Bu tanıklık, Birinci Haçlı Seferi öncesinde Avrupa’nın, Bizans İmparatorluğu’nun ve İslâm coğrafyasının genel durumunun nasıl olduğunu, Haçlıların Türklere ve Müslümanlara bakışının nasıl olduğunu ve Bizanslılar hakkında ne düşündüklerini aydınlatmasıyla önemli.

Tudebodus ayrıca, Haçlıların Antakya’da nasıl yok olmanın eşiğine geldiklerini, burada ölümle burun burunayken kaçma planları yaptıkları sırada birden nasıl Kudüs kapılarına kadar dayandıklarını ve tarihin utanç sayfalarından biri olan Kudüs katliamını, tüm ürpertici ayrıntılarıyla anlatıyor.
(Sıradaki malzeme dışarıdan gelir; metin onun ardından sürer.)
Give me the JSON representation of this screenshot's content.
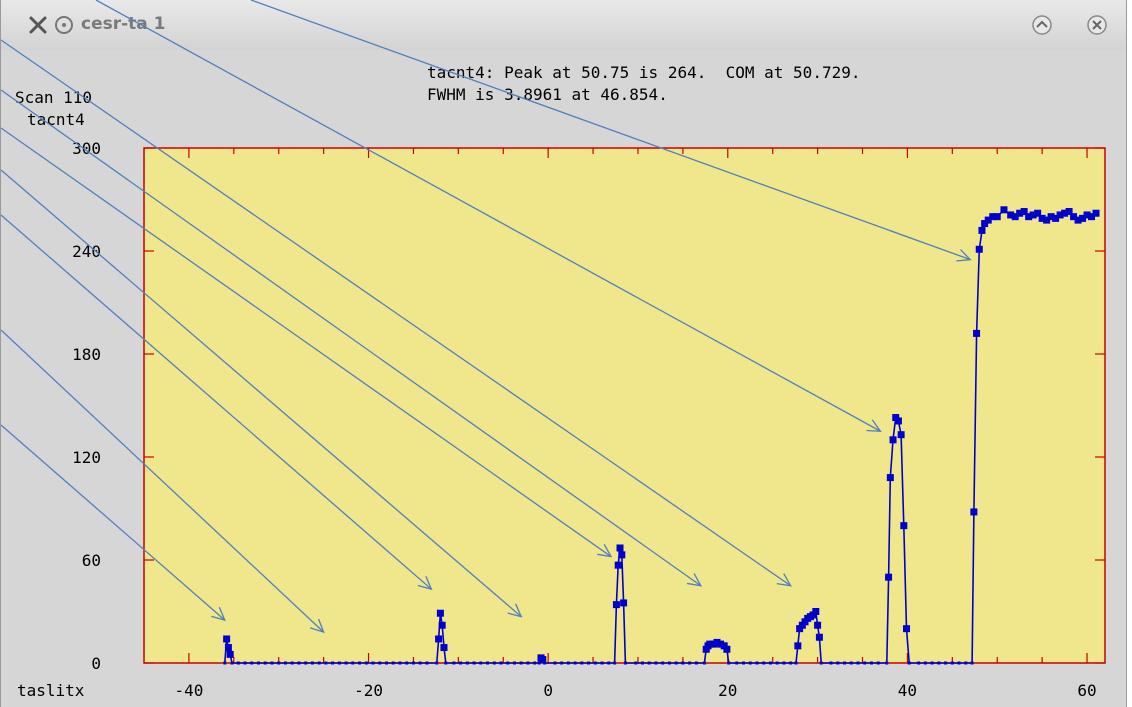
{
  "window": {
    "title": "cesr-ta 1",
    "icons": [
      "close-x-icon",
      "circle-icon",
      "maximize-icon",
      "close-icon"
    ]
  },
  "header": {
    "line1": "tacnt4: Peak at 50.75 is 264.  COM at 50.729.",
    "line2": "FWHM is 3.8961 at 46.854."
  },
  "colors": {
    "plot_bg": "#f0e68c",
    "frame": "#cc0000",
    "series": "#0000cc",
    "arrows": "#4f81bd",
    "window_bg": "#d6d6d6"
  },
  "chart_data": {
    "type": "line",
    "scan_label": "Scan 110",
    "ylabel": "tacnt4",
    "xlabel": "taslitx",
    "xlim": [
      -45,
      62
    ],
    "ylim": [
      0,
      300
    ],
    "xticks": [
      -40,
      -20,
      0,
      20,
      40,
      60
    ],
    "yticks": [
      0,
      60,
      120,
      180,
      240,
      300
    ],
    "grid": false,
    "series": [
      {
        "marker": "square",
        "points": [
          [
            -36.0,
            0
          ],
          [
            -35.8,
            14
          ],
          [
            -35.6,
            9
          ],
          [
            -35.4,
            5
          ],
          [
            -35.2,
            0
          ],
          [
            -12.4,
            0
          ],
          [
            -12.2,
            14
          ],
          [
            -12.0,
            29
          ],
          [
            -11.8,
            22
          ],
          [
            -11.6,
            9
          ],
          [
            -11.4,
            0
          ],
          [
            -1.0,
            0
          ],
          [
            -0.8,
            3
          ],
          [
            -0.6,
            2
          ],
          [
            -0.4,
            0
          ],
          [
            7.4,
            0
          ],
          [
            7.6,
            34
          ],
          [
            7.8,
            57
          ],
          [
            8.0,
            67
          ],
          [
            8.2,
            63
          ],
          [
            8.4,
            35
          ],
          [
            8.6,
            0
          ],
          [
            17.4,
            0
          ],
          [
            17.6,
            8
          ],
          [
            17.8,
            10
          ],
          [
            18.0,
            11
          ],
          [
            18.4,
            11
          ],
          [
            18.8,
            12
          ],
          [
            19.2,
            11
          ],
          [
            19.6,
            10
          ],
          [
            19.9,
            8
          ],
          [
            20.1,
            0
          ],
          [
            27.6,
            0
          ],
          [
            27.8,
            10
          ],
          [
            28.0,
            20
          ],
          [
            28.3,
            22
          ],
          [
            28.6,
            24
          ],
          [
            28.9,
            26
          ],
          [
            29.2,
            27
          ],
          [
            29.5,
            28
          ],
          [
            29.8,
            30
          ],
          [
            30.0,
            22
          ],
          [
            30.2,
            15
          ],
          [
            30.4,
            0
          ],
          [
            37.7,
            0
          ],
          [
            37.9,
            50
          ],
          [
            38.1,
            108
          ],
          [
            38.4,
            130
          ],
          [
            38.7,
            143
          ],
          [
            39.0,
            141
          ],
          [
            39.3,
            133
          ],
          [
            39.6,
            80
          ],
          [
            39.9,
            20
          ],
          [
            40.2,
            0
          ],
          [
            47.2,
            0
          ],
          [
            47.4,
            88
          ],
          [
            47.7,
            192
          ],
          [
            48.0,
            241
          ],
          [
            48.3,
            252
          ],
          [
            48.6,
            256
          ],
          [
            49.0,
            258
          ],
          [
            49.5,
            260
          ],
          [
            50.0,
            260
          ],
          [
            50.75,
            264
          ],
          [
            51.5,
            261
          ],
          [
            52.0,
            260
          ],
          [
            52.5,
            262
          ],
          [
            53.0,
            263
          ],
          [
            53.5,
            260
          ],
          [
            54.0,
            261
          ],
          [
            54.5,
            262
          ],
          [
            55.0,
            259
          ],
          [
            55.5,
            258
          ],
          [
            56.0,
            260
          ],
          [
            56.5,
            259
          ],
          [
            57.0,
            261
          ],
          [
            57.5,
            262
          ],
          [
            58.0,
            263
          ],
          [
            58.5,
            260
          ],
          [
            59.0,
            258
          ],
          [
            59.5,
            259
          ],
          [
            60.0,
            261
          ],
          [
            60.5,
            260
          ],
          [
            61.0,
            262
          ]
        ]
      }
    ],
    "arrow_targets": [
      [
        -36,
        25
      ],
      [
        -25,
        18
      ],
      [
        -13,
        43
      ],
      [
        -3,
        27
      ],
      [
        7,
        62
      ],
      [
        17,
        45
      ],
      [
        27,
        45
      ],
      [
        37,
        135
      ],
      [
        47,
        235
      ]
    ]
  }
}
  • Künye: Peter Tudebodus – Birinci Haçlı Seferi: Bir Tanığın Kaleminden Kudüs’e Yolculuk, çeviren: Süleyman Genç, Kronik Kitap, tarih, 224 sayfa, 2019

Ernoul Kroniği – Haçlı Seferleri Tarihi (2019)

Ernoul Kroniği, Haçlı Seferleri ve Kudüs tarihi literatürü düşünüldüğünde ilk akla gelebilecek kaynaklardandır.

Haçlı Seferlerinin zeminini oluşturan Kutsal Savaş olgusuna eleştirel yaklaşmasıyla özellikle dikkat çeken kronik, o dönemin arka planını daha iyi kavramak açısından çok önemli veriler barındırıyor.

Burada,

  • Haçlı Seferlerinin belkemiğini oluşturan Tapınakçıların nasıl ortaya çıktığı,
  • Selahaddin Eyyubi’nin seferler sürecindeki yükselişinin altındaki dinamikleri,
  • Eyyubi’nin Kudüs’ü kuşatması,
  • Hıristiyanların Akka’yı Müslümanlardan alma süreci,
  • Kral Jean de Brienne ve Hıristiyanların, Müslümanlara mağlup olma nedenleri,
  • Ve Kral Jean’ın Konstantinopolis’i nasıl ele geçirdiği gibi konular aydınlatılıyor.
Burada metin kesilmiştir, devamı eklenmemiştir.